Anybody with VMS9 Platinum on Windows XP?

michaelt wrote on 2/19/2009, 11:30 AM
I noticed there have been too many postings where people complain about VMS9 Plat crashes. With the latest processors, huge HD space and RAM - yet it seems pretty much everybody runs it on Windows Vista.

VMS9 does not require Windows Vista, its specification mentions Windows XP, too.

Does anyone have VMS Platinum 9b on Windows XP? If yes - do you see any crashes?

Thanks in advance,

Michael.

P.S. Unless you have never had a Windows XP, the first thing I would do with a brand new computer is to format its C drive and install WIndows XP from the CD that came with an older computer.

Comments

Byron K wrote on 2/19/2009, 11:55 AM
Running Plat 9 for a few months and have done a couple projects very stable for what I'm using it for. Usually work in 10-15 minutes segments. Very rarely crashes or need to reboot application.. (*knock on wood*) (;

Here's my setup:

DAW-audio and video editing ONLY.
-XPPro SP2
-Cubase SX 3.1.0 Build 944 | C4.5.2 |
-Sony Vegas Movie Studio 7 | Platinum 9
-ASUS P4P800DLX Mobo, P4HT (2.8/OC3.1GHz, HT Enabled)
-2G RAM | RAID0+1 4x40Gig HDs
-ATI Radion 9550 (fanless) | Dual 22" Westinghouse monitors

Doing research now to upgrade to the new i7 Quad P4 w/ HT processor in a few months.
mike_in_ky wrote on 2/19/2009, 1:37 PM
Michaelt...

I have been running VMS 9.0 Platinum Pro since it came out last August (now on 9.0b). I upgraded from a previous version. I have Windows XP with SP2 and SP3 running on a system that uses an AMD Duron processor at 2.0 GHz and 1 GB of Ram. I've never experienced a VMS 9 crash on my system even when rendering large videos of more than 1-hr in length. Rendering of videos of that length can take 4 - 8 hours on my system. I shoot SD (720 x 480) video using my Samsung SC-D365 Mini-DV Camcorder.

mike_in_nc
michaelt wrote on 2/19/2009, 2:36 PM
Well, you don't really need Platinum for SD videos.

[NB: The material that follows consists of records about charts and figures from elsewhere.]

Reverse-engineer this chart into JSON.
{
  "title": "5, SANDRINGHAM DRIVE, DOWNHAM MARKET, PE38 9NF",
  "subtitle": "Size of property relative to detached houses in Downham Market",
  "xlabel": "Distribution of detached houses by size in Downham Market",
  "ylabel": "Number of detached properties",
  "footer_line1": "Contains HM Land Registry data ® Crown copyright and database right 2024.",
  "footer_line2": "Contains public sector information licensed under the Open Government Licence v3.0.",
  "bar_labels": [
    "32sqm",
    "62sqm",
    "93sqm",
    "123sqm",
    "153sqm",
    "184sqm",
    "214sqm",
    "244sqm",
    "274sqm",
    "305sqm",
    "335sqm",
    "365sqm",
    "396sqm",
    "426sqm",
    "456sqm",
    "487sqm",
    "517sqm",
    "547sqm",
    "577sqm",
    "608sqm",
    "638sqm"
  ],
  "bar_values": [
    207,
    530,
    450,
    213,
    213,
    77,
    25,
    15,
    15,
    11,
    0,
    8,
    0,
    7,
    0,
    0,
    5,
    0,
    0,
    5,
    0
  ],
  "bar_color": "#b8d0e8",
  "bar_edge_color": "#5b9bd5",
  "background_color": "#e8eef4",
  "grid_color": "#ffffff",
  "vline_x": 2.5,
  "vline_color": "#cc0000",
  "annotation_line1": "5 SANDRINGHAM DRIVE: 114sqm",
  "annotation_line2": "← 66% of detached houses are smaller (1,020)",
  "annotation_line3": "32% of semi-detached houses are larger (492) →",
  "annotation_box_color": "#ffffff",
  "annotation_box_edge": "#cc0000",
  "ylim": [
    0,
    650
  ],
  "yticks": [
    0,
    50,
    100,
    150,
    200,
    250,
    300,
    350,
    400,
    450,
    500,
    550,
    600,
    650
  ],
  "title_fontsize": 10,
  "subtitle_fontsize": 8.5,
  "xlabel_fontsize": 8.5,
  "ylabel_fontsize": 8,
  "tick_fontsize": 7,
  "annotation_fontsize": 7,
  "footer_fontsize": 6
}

I meant editing AVCHD, Blu-ray burning - stuff like that, where you really need Platinum 9. Are there any issues on Windows XP?
Tomsde wrote on 2/20/2009, 4:54 AM
I am running VMS 9 Platinum Pro on an XP system with Service Pack 3. I have a Quad Core 2.4 meg system, with 3 gigs of ram and n'videa 9800 graphics card. I have been editing Hi Def video shot at the highest resolution with my Canon Vixia and have found MS to be highly stable. I have noticed it slow down a bit if I zoom way in on the time line and try to play the video and also it gags a llittle when applying certain transitioins in preview. The only crashes I've had is when trying to render out to a MP4 format; but tweaking render settings has resolved that issue--I think I had a conflicting setting or something.

AVCHD requires massive processing power, if your computer doesn't have a large amount of horse power transcoding the video to another format may definitely help. I did a little test, I transcoded on video clip using AVCHD upshift to a high quality .m2t file and placed it in Vegas and observed system resorces when playing it, then I did the same thing with the original untranscoded file. I could see no degradation of video quality or sound, but the .m2t file used 1/2 of the processing power of the original AVCHD file. The only down side to this is that the file ballooned into a 3x larger video file. So I'd rather take a preview performance hit than use up all of my hard disk--but if I were working on a larger project I wouldn't hesitate to transcode.

Similarly I found that transcoding is the only way I can work with HI Def files on my underpowered laptop.

All in all I have found that Vegas is lot more stable and a lot less prone to crashes than Pinnacle Studio 12, which is the other editor I use.
retdon wrote on 2/20/2009, 1:54 PM
Interesting to hear that VMS9 is more stable than Pinnacle 12. I have not found that to be the case in fact I am seriously considering changing from VMS9 to Pinaccle 12 Ultimate Version because of all the crashes, etc.

I downloaded a trial of Pinnacle 12 and it is running great, VMS9 is not. I still think there is a problem between Vista and VMS9. I never had any problems with V8 running XP.
JohnAsh wrote on 2/21/2009, 1:24 PM
Am happily editing HDV video on a pretty modest Windows XP PC with the latest updates.

No problems whatsoever, touch wood!
Falco wrote on 2/24/2009, 11:28 PM
I run VMS 9.0b on both XP and VISTA. Works ok. I create AVCHD DVD's. The creation of an AVCHD DVD requires a long run of about 6 hours. No crashed. I moved from Pinnacle 10 platinum to Vegas. Pinnacle is a real problem.